Üniversitelerin duvarları arasında, bilginin sessiz yankısı içinde umut yeniden filizlenmeye başladı.
14 Kasım 1973’te Atina Teknik Üniversitesi’nin kapıları açıldığında, o kapılardan yalnızca öğrenciler değil, bütün bir halk geçti.
Gençler kitaplarını bir kenara bıraktı, derslikleri direnişin kalelerine dönüştürdü.
Soğuk laboratuvarlarda, birkaç tel, birkaç parça malzeme ve sınırsız bir inançla bir radyo istasyonu kurdular.
Ve oradan tarihin unutamadığı o ses yankılandı:
“Burası Atina Teknik Üniversitesi! Yunan halkı, Atina Teknik Üniversitesi özgürlük mücadelesinin simgesidir! Bizim mücadelemiz senin mücadelen; hepimizin demokrasi için ortak çığlığıdır!”
O ses, bir kıvılcım oldu; şehir boyunca yayıldı, kalpleri tutuşturdu.
Sokaklar umutla doldu, barikatlar kuruldu, yürekler tek bir ritimde çarpmaya başladı.
14 ile 17 Kasım arasında Atina, özgürlük için atan bir kalbe dönüştü.
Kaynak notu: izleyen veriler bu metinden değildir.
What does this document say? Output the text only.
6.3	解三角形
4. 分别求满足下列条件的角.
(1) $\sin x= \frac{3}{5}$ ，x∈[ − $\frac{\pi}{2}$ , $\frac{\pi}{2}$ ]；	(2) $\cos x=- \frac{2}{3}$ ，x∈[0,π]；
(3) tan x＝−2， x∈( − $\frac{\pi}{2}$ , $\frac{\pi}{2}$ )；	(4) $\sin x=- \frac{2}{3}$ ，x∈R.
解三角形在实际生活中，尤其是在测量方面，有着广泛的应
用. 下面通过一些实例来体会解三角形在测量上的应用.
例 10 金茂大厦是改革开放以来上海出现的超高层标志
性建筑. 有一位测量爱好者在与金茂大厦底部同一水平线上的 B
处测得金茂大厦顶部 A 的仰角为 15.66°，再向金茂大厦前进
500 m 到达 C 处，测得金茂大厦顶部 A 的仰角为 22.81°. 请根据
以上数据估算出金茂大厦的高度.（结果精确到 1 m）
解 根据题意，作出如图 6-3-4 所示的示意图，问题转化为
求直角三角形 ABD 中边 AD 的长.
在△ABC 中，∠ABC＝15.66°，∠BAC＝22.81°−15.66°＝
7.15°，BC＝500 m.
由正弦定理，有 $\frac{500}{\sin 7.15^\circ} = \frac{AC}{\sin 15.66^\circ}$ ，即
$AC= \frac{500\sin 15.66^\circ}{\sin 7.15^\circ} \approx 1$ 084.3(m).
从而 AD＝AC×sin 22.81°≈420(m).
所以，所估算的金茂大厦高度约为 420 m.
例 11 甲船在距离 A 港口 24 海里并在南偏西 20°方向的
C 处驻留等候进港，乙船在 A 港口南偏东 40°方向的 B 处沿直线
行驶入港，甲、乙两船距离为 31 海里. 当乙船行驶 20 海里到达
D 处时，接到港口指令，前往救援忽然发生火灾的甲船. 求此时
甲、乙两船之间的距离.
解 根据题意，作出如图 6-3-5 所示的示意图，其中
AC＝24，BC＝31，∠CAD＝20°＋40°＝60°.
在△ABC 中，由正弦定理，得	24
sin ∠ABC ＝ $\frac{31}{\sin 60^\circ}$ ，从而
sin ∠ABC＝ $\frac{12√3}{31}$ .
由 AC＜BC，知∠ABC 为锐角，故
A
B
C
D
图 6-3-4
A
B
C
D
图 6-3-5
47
Sonra geldi o korkunç gece… 17 Kasım, saat üç.
Gecenin sessizliğini tankların uğultusu yırttı.
Demirden bir dev, üniversitenin önünde durdu; etrafında dualar, korkular, umutlar yankılandı.
Kapı bir an sustu; sonra kulakları sağır eden bir gürültüyle yere yıkıldı.
O an yalnızca bir kapı yıkılmadı; bir kuşağın masumiyeti de yıkıldı.
Ama aynı anda başka bir şey doğdu: Özgürlüğe olan inanç… asla sönmeyen, ölümsüz bir ruh.
O gece 24 kişi öldü ve yüzlerce kişi yaralandı
O bavul… işte her şey onunla başladı.
O küçük eşya, beni tarihin akışına sürükleyen bir anahtar oldu adeta.
Üç gün boyunca oradaydım; sadece son gün, ordu içeri girdiğinde artık içeride değildim.
O günlerde bir halkın özgürlük için nasıl canla başla direndiğini gördüm.
Öyle bir tutkuydu ki bu; insanın yüreğini yakıyor, gözlerine umut dolduruyordu.
Öğrenciler, işçiler, inşaat ustaları, hatta genç askerler…
Hepsi omuz omuzaydı.
Her biri aynı kelimeyi, aynı ideali fısıldıyordu: Özgürlük.
O anlarda hissettiklerimi anlatmak kolay değil.
Böylesine bir birliği, böylesine bir cesareti insan hayatında belki bir kez görür.
Sonrasında yaşananlar artık herkesin bildiği gibi gelişti ve tüm bu fırtınanın doruk noktası, Kıbrıs’taki acı olaylar oldu.